Outro filme, “Amazônia Groove”, tem sido uma boa forma de levar a sonoridade da produção musical do Norte do país pelo mundo afora. O documentário musical, do diretor Bruno Murtinho, foi premiado este ano no South by Southwest (SXSW), em Austin, Estados Unidos. O diretor de fotografia do filme, Jacques Cheuiche, também foi premiado, sendo laureado com o Prêmio Zeiss de Melhor Cinematografia pelo seu trabalho no projeto. 

“Amazônia Groove” pode ser definido como um mergulho profundo e apaixonado na música da Amazônia, especialmente a do Pará. Um filme sensorial, como o diretor gosta de dizer, que trata da cultura das pessoas da Amazônia, focando na música, mas também na espiritualidade delas. O documentário investiga as origens dos sons da Amazônia, passeando pela floresta. Como resultado encontra desde músicos tradicionais responsáveis pelo boi-bumbá e por ritmos tradicionais até representantes das aparelhagens e do tecnobrega. Um panorama que inclui o rapper MG Calibre, o violonista Sebastião Tapajós e a cantora Dona Onete.
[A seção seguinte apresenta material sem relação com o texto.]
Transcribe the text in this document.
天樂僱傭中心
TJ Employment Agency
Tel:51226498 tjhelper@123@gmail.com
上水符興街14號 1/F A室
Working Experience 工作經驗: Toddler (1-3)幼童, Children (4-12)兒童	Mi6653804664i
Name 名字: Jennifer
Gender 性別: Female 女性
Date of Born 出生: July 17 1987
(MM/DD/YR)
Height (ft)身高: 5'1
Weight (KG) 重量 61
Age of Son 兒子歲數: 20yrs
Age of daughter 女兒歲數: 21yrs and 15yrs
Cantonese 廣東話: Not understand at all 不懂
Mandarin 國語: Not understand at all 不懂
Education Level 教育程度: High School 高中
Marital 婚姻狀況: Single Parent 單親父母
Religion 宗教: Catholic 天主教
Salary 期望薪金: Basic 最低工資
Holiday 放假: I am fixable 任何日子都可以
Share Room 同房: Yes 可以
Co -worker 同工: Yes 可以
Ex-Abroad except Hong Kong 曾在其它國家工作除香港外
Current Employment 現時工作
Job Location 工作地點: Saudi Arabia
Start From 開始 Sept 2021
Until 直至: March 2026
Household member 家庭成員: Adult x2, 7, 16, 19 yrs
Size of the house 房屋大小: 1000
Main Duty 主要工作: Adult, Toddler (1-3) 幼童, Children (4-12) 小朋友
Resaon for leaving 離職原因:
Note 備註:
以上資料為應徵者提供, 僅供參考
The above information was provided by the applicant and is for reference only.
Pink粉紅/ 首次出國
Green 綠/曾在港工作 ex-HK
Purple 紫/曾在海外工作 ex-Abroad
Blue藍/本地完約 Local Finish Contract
“Acredito que o principal fator(para o isolamento)  é a sonoridade ter um acento mais regional, e menos pop, no sentido de uma mediação com o ouvido médio nacional.”

Fernando Rosa, jornalista, autor de “Ondas Tropicais – A Invenção da Lambada e do Beiradão na Amazônia Moderna”

Idealizador do projeto, o cantor e produtor musical Marco André conta que a escolha dos artistas que aparecem em “Amazônia Groove” era a diversidade. "Como, ao longo desses últimos 20 anos, eu produzi inúmeros discos, dentre eles de vários artistas paraenses, eu privilegiei aqueles com quem havia trabalhado e que considerada relevantes à música local.” 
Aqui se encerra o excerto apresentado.